O nosso objetivo é parar o avanço do deserto e ajudar as pessoas e viver melhor na sua terra“, explica Papa Sarr, diretor técnico da Agência Nacional da Grande Muralha Verde no Senegal. “Quando há árvores, os micro-organismos na terra regeneram e ajudam outros organismos a viver. Ao princípio é uma transformação invisível mas é muito importante“, acrescenta.

Os novos milhares de árvores absorverão dióxido de carbono e produzirão oxigénio, o que poderia melhorar a qualidade do ar em muitas cidades africanas.

Um processo lento e difícil em países instáveis

Oito anos após a introdução das primeiras parcelas da nova floresta, na aldeia de Kooyah, os especialistas afirmam que ainda é muito cedo para tirar conclusões. A taxa de sucesso está entre os 70% e os 75%, mas varia drasticamente entre as parcelas. Segundo as autoridades, a regeneração das espécies vegetais já se verifica, mas é um processo bastante lento.

O maior obstáculo do ambicioso projeto poderia ser a instabilidade política. É que a barreira pretende cruzar o Niger, o Sudão, Mali e Chad, países com grupos armados e organizações terroristas, que impedem a entrada de estrangeiros.
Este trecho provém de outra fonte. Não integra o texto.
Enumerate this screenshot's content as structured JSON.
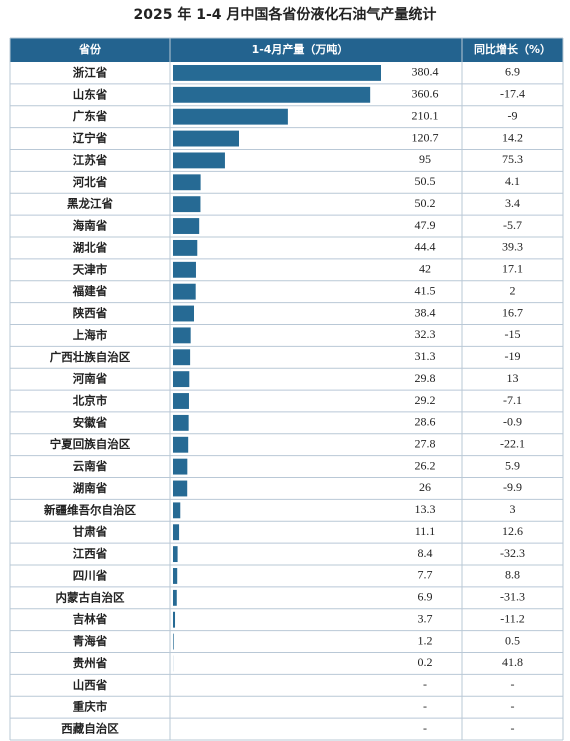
{
  "table": {
    "title": "2025 年 1-4 月中国各省份液化石油气产量统计",
    "columns": [
      "省份",
      "1-4月产量（万吨）",
      "同比增长（%）"
    ],
    "bar_color": "#266a94",
    "rows": [
      [
        "浙江省",
        380.4,
        6.9
      ],
      [
        "山东省",
        360.6,
        -17.4
      ],
      [
        "广东省",
        210.1,
        -9
      ],
      [
        "辽宁省",
        120.7,
        14.2
      ],
      [
        "江苏省",
        95,
        75.3
      ],
      [
        "河北省",
        50.5,
        4.1
      ],
      [
        "黑龙江省",
        50.2,
        3.4
      ],
      [
        "海南省",
        47.9,
        -5.7
      ],
      [
        "湖北省",
        44.4,
        39.3
      ],
      [
        "天津市",
        42,
        17.1
      ],
      [
        "福建省",
        41.5,
        2
      ],
      [
        "陕西省",
        38.4,
        16.7
      ],
      [
        "上海市",
        32.3,
        -15
      ],
      [
        "广西壮族自治区",
        31.3,
        -19
      ],
      [
        "河南省",
        29.8,
        13
      ],
      [
        "北京市",
        29.2,
        -7.1
      ],
      [
        "安徽省",
        28.6,
        -0.9
      ],
      [
        "宁夏回族自治区",
        27.8,
        -22.1
      ],
      [
        "云南省",
        26.2,
        5.9
      ],
      [
        "湖南省",
        26,
        -9.9
      ],
      [
        "新疆维吾尔自治区",
        13.3,
        3
      ],
      [
        "甘肃省",
        11.1,
        12.6
      ],
      [
        "江西省",
        8.4,
        -32.3
      ],
      [
        "四川省",
        7.7,
        8.8
      ],
      [
        "内蒙古自治区",
        6.9,
        -31.3
      ],
      [
        "吉林省",
        3.7,
        -11.2
      ],
      [
        "青海省",
        1.2,
        0.5
      ],
      [
        "贵州省",
        0.2,
        41.8
      ],
      [
        "山西省",
        "-",
        "-"
      ],
      [
        "重庆市",
        "-",
        "-"
      ],
      [
        "西藏自治区",
        "-",
        "-"
      ]
    ]
  }
}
Nem todas as comunidades vão entender o valor das árvores“, adverte a analista política Mary Harper. Em lugares como a Somália, de onde vem a maioria da população que vivem abaixo da linha da pobreza, “a nova floresta pode rapidamente transformar-se em lenha e carvão“.

A China também tenta construir uma muralha verde

Não é a primeira vez que alguém tenta erguer uma floresta do nada… Em 1978, a China tentou construir a sua própria “Grande Muralha Verde”. O objetivo era criar uma barreira de árvores ao longo de 500 quilómetros, para deter o deserto de Gobi.

Alguns especialistas denunciam que a premissa do projeto é errada. “O problema não está no avanço do deserto”, diz Richard Escadafal, presidente do Comité Científico Francês contra a Desertificação. Segundo a organização, a desertificação do Sahel não está a ser causada pela invasão de areia do Sahara, mas antes pela falta de chuva, a concentração populacional e a sobre-exploração agrícola. E “a barreira não atua sobre as causas desses problemas”.

Até agora, o governo plantou cerca de 70 mil milhões de árvores mas vários estudos mostram que o avanço do deserto continua e que a maioria das árvores morrem prematuramente. Apesar das dificuldades, há pequenos sinais de esperança. Muitos dos animais que desapareceram da aldeia de Kooyah estão a voltar. Os habitantes dizem encontrar antílopes, lebres e pássaros que não viam nos últimos 50 anos.